I love how far along 3D software has come in the years since I last worked with it regularly.
Back then, Maya was still produced by Alias, and if you wanted such revolutionary features as particle, hair & cloth simulations that reacted realistically to real world physical principles, you were spending upwards of $5,000 just for the software, let alone the kind of hardware you needed to run it efficiently.
Now, such features are readily available to any and all through free Open Source software, like Blender (which has also come a hell of a long way since I first played with it way back when), and the hardware can be bought off the shelf at your local computer store to run it at a decent enough pace.
One of the aspects of 3D that I was always intrigued by was that of 3D scanning.
The last time I looked into it, 3D scanning was done by laser, scanning a series of points along the surface of a subject, timing how long it took for the laser to travel to those points and back to a known position in 3D space so that it could figure out exactly where everything was. From these points, it was able to then reconstruct a pretty accurate model.
But, some surfaces, such as human skin, would diffuse the laser beam and potentially confuse the scan, so moulds would have to be made of the subject and then cast, in order to get a surface that didn’t scatter the light. It was an expensive and laborious process.
3D scanning technology has developed ridiculously far since then, and computers are also far more powerful. The advent of the digital photography age has also meant a more practical way of not only collecting the data about the form of objects, without having to go to the time, hassle and mess of creating plaster cast clones of our subjects, but also the texture on its surface, meaning we don’t have to figure all that out after the fact and redraw it from scratch.

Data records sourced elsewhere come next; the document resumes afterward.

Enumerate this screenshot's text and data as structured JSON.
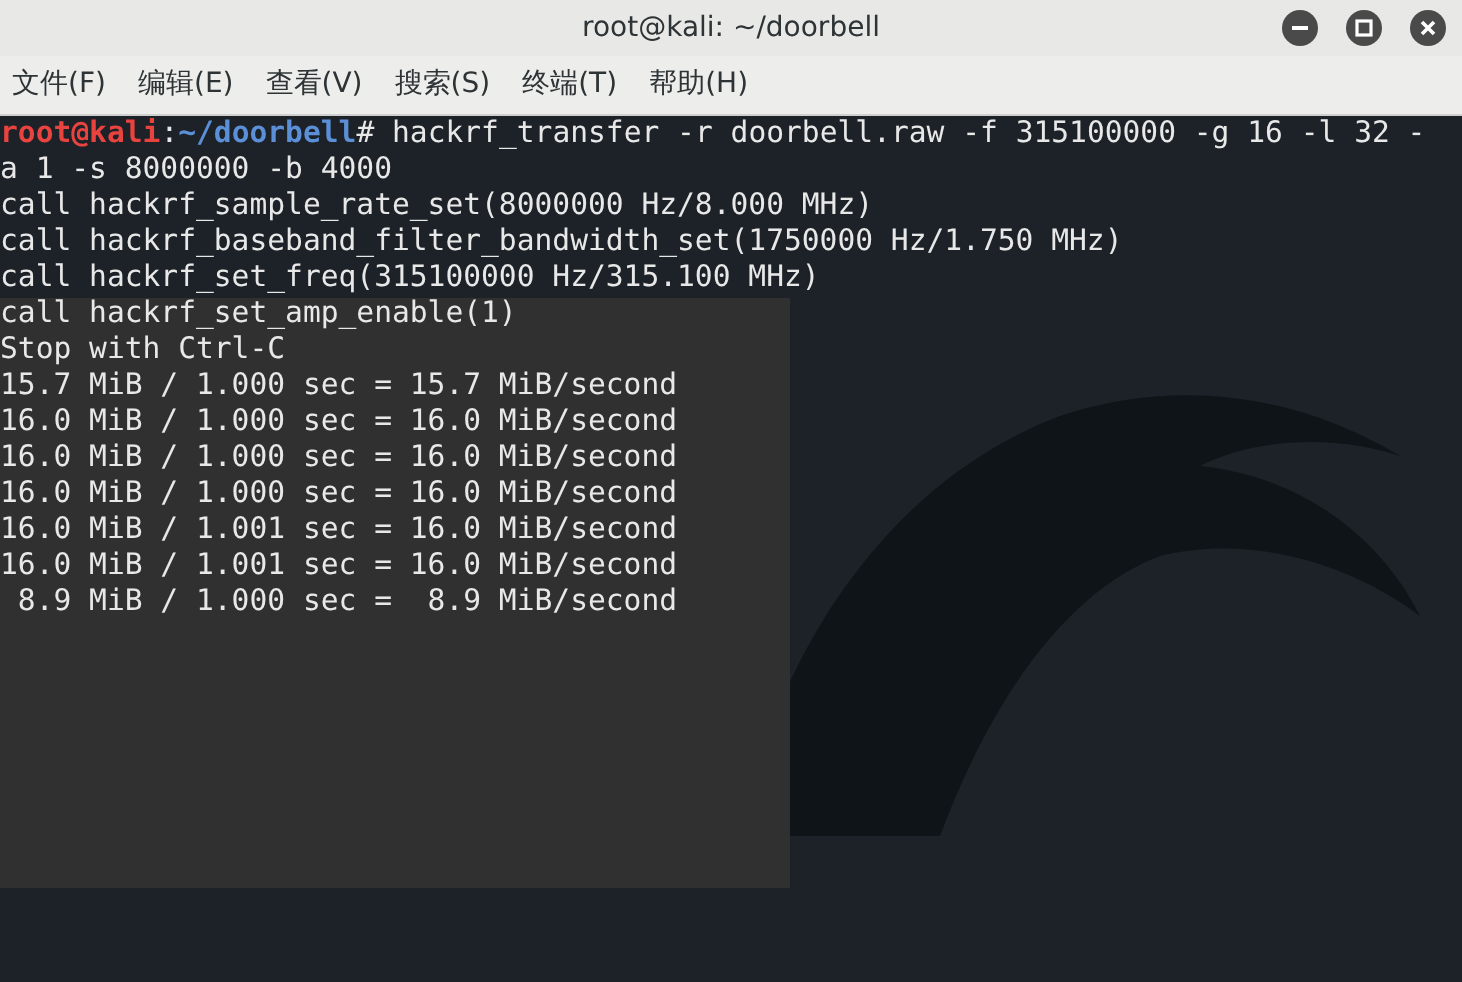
{
  "window": {
    "title": "root@kali: ~/doorbell"
  },
  "menu": [
    "文件(F)",
    "编辑(E)",
    "查看(V)",
    "搜索(S)",
    "终端(T)",
    "帮助(H)"
  ],
  "terminal": {
    "lines": [
      {
        "kind": "prompt",
        "user": "root@kali",
        "separator": ":",
        "path": "~/doorbell",
        "symbol": "#",
        "command": " hackrf_transfer -r doorbell.raw -f 315100000 -g 16 -l 32 -"
      },
      {
        "kind": "output",
        "text": "a 1 -s 8000000 -b 4000"
      },
      {
        "kind": "output",
        "text": "call hackrf_sample_rate_set(8000000 Hz/8.000 MHz)"
      },
      {
        "kind": "output",
        "text": "call hackrf_baseband_filter_bandwidth_set(1750000 Hz/1.750 MHz)"
      },
      {
        "kind": "output",
        "text": "call hackrf_set_freq(315100000 Hz/315.100 MHz)"
      },
      {
        "kind": "output",
        "text": "call hackrf_set_amp_enable(1)"
      },
      {
        "kind": "output",
        "text": "Stop with Ctrl-C"
      },
      {
        "kind": "output",
        "text": "15.7 MiB / 1.000 sec = 15.7 MiB/second"
      },
      {
        "kind": "output",
        "text": "16.0 MiB / 1.000 sec = 16.0 MiB/second"
      },
      {
        "kind": "output",
        "text": "16.0 MiB / 1.000 sec = 16.0 MiB/second"
      },
      {
        "kind": "output",
        "text": "16.0 MiB / 1.000 sec = 16.0 MiB/second"
      },
      {
        "kind": "output",
        "text": "16.0 MiB / 1.001 sec = 16.0 MiB/second"
      },
      {
        "kind": "output",
        "text": "16.0 MiB / 1.001 sec = 16.0 MiB/second"
      },
      {
        "kind": "output",
        "text": " 8.9 MiB / 1.000 sec =  8.9 MiB/second"
      }
    ]
  }
}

It’s certainly not an easy process to jump into, or rather you won’t be seeing perfect results right away, although the barrier to entry is nowhere near as high as it once was. Most of us already own some sort of camera, even if it’s just a mobile phone, and there are Open Source applications available that pretty much cover the entire process from aligning your images to rendering out your final scene.
Some of you may be seeing the above photo for the first time, and some of you may have seen it before. It was created during a one-to-one location nude photography session I was teaching a few years ago, and it’s at a location a few miles from my house that I visit and shoot at fairly regularly throughout the spring and summer.
Why is it relevant to this discussion? Well, she’s stood against my favourite tree (the idea that I have a “favourite tree” tickles some of my friends greatly).
It’s lost a few, not unsubstantial, limbs over the past few years, but it’s a fantastic “prop” to shoot against. It’s a huge tree, with a fantastic sprawling base, and some amazing texture and detail that sits right on the edge of woodland, which gives it constant directional lighting throughout the day (which turns out is great for photography, but not so much for photogrammetry).
This was to be my first subject to try and digitise, beginning with a trip to the woods to gather my photographs.
Having never done this before, I figured you can’t really shoot too many photographs, and I can always cull them on the computer before feeding them into the software if need be. In the end, I didn’t cull, and used all 313 photos in order to generate the 3D point cloud (a set of markers in 3D space on the surfaces of objects in the scene to denote position, direction and colour), which took a while.
After generating the initial point cloud, we generate a denser point cloud which fills in a lot of the gaps, and then we generate the mesh of the object that can be brought into 3D software such as Blender.
The little guy in this image is just a generic human mode I bought into the scene to give some sense of scale to the tree.
You can see that this process gives a lot of detail to the final mesh of the object being scanned. There are a couple of issues with this model, particularly the cracks along parts of the tree and ground, where there are some texture map issues that I’m still figuring out.
But, overall I was pleased with this for a first attempt. Once we add the texture to the surface and throw in some specular highlights, we get something like this.
Again, very pleased for a first attempt, but there’s issues. As well as the cracks I mentioned earlier, there’s also the problem of it being on the edge of the woods, which meant that despite it being a very overcast day with very soft lighting, it was still pretty directional, as one side of the tree is exposed to the open air, and the other side is sheltered from the light by more trees.
This meant that no matter how I relit the tree on the computer, one side was always going to be brighter than the other – the side that was lit the most in real life.
You can also see that the ground texture isn’t that great, but if this were a model I’d be using in a final scene, I’d be deleting the ground surface from this model and creating my own, onto which I could add dirt, and actual 3D grass & rock models.
Everything I’ve read about photogrammetry suggested that I shouldn’t be tackling a subject this complex for my first attempt and that I should start with something easy, but diving in at the deep end has given me a nice long list of technical issues to solve, which I will now tackle one at a time on smaller, and simpler objects.
Overall, though, I’m pleased with the final result of this initial test, although I am trying out some different software next time around.
I’ll be sticking with Blender, but I’ll be swapping out Agisoft PhotoScan (I was using it on a trial), with VisualSFM and MeshLab, to see how well the whole process can work with an (almost) entirely “free” workflow (I’ll still be using Photoshop/After Effects to composite the final images/animations, but mostly because that’s one aspect of Blender I haven’t looked into yet).